Today, Tori wakes up in her home in Cornwall, England, where she’d flown in the early months of 2020, not understanding, as none of us did, the pandemic on the rise would keep her there for an unforeseeable future. In Cornwall, she has a recording studio her husband Mark built in ’97 for her fourth studio album From the Choir Girl Hotel. “The challenge is really when I wake up. It’s researching, I research every day. I don’t write music every day, because I’m gathering. There might be a two-bar phrase that comes and I record it and I just jot it…but I’m collecting. You’re collecting in this forest — this sonic forest — and you’re trying to figure out a few things at one time: What is it that people are feeling? And then how do they want to process it. When I wake up every morning it’s…what is the message, first of all?
“And I’m looking to the muses for that. Sometimes I have to do a lot of hunting to find it. But then it’s…how do people want to hear this right now at this time? At this time of being overwhelmed. You know — this isn’t 1996. This isn’t the Obama years.”
You bet your life it isn’t.
As with so many musicians, her tour was pushed back, but that’s given her time to work on new music. She acknowledges that since she landed in Cornwall to now, the end of a year of unrelenting transition, it’s a different world.
“I wanted to put the tour up for the election—and afterwards too. I thought it was important. I’ve been touring on my own, not as an opening act since ’92. And I just thought it was important during this time in our history as a country to be out there touring, a place for people to gather and to share their views. Especially where things can be so divisive, and I wanted to create a place where music could bring people together. When we had to cancel it, it was clear that…I had to grieve like many other musicians and live theatre people because it’s our life so that was something that all of us have been trying to adapt to.”
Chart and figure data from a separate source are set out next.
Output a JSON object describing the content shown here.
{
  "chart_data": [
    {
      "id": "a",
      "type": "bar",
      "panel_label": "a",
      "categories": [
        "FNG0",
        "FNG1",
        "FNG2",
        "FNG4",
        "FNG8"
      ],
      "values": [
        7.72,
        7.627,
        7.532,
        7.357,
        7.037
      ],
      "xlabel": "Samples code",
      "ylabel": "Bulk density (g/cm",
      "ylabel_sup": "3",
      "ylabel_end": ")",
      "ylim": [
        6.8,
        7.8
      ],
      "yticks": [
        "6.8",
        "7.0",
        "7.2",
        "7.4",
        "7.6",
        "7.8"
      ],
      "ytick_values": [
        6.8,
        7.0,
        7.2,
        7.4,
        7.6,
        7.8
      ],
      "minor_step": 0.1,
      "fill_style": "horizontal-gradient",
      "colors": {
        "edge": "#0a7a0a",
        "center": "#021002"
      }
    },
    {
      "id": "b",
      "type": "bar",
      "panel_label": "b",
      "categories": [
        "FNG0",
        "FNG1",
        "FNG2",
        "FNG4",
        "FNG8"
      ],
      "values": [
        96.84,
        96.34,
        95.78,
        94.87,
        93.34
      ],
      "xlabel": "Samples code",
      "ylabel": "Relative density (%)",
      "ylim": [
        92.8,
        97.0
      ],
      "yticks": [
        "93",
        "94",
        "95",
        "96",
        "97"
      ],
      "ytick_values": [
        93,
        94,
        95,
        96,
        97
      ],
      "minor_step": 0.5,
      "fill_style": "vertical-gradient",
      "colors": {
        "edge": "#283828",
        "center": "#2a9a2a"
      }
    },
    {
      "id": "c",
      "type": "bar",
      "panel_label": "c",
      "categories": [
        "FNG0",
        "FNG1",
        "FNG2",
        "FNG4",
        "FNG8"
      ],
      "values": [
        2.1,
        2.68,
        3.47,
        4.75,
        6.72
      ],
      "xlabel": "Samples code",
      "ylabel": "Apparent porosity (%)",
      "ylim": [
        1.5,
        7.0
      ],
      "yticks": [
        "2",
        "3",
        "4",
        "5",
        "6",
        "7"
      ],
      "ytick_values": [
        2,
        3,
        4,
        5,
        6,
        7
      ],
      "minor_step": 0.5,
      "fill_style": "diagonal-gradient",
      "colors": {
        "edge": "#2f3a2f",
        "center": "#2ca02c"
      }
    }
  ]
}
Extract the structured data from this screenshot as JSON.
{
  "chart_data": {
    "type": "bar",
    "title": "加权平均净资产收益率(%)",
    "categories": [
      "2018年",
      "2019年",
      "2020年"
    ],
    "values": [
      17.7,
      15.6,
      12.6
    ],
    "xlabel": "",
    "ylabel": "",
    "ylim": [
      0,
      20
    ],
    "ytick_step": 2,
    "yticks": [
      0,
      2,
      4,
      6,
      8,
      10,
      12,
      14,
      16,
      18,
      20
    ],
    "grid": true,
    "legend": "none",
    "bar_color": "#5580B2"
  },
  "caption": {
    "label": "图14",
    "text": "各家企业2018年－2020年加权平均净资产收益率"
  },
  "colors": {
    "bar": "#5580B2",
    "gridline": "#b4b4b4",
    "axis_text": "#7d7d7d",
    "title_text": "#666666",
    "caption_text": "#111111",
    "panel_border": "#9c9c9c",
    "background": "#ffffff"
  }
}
Tori believes, wholly, in humanity. She’s spent her entire career bringing people together in such a way that, some might consider it, a religious event. Moving forward, she advises we share thoughts and ideas with the younger generations. “Younger women are a part of this circle and have as much to contribute as those of us that have been on the planet longer,” she says. “But we might not be reading and hearing some of the things they are saying. There’s an opportunity for exchange between the generations that can be wealthy—what they’re giving me is gold and perhaps something I’m passing to them they hadn’t thought of because they weren’t around in the ‘70s.
Her advice to young women: “Knowing your own mind takes time. You have to test drive ideas. You cannot get wisdom without experience. Knowledge plus experience equals wisdom. So, you’re only going to have so much experience at nineteen, but you’re building those experiences since day one. But test-driving ideas—having a way to test things, that’s really important. If you read different authors, listen to different songwriters and films and documentaries and whatever you can—political journals, that come from different viewpoints—but you test drive them. I’m still having to test-drive ideas, but different than they are at 20. I can learn something every day.”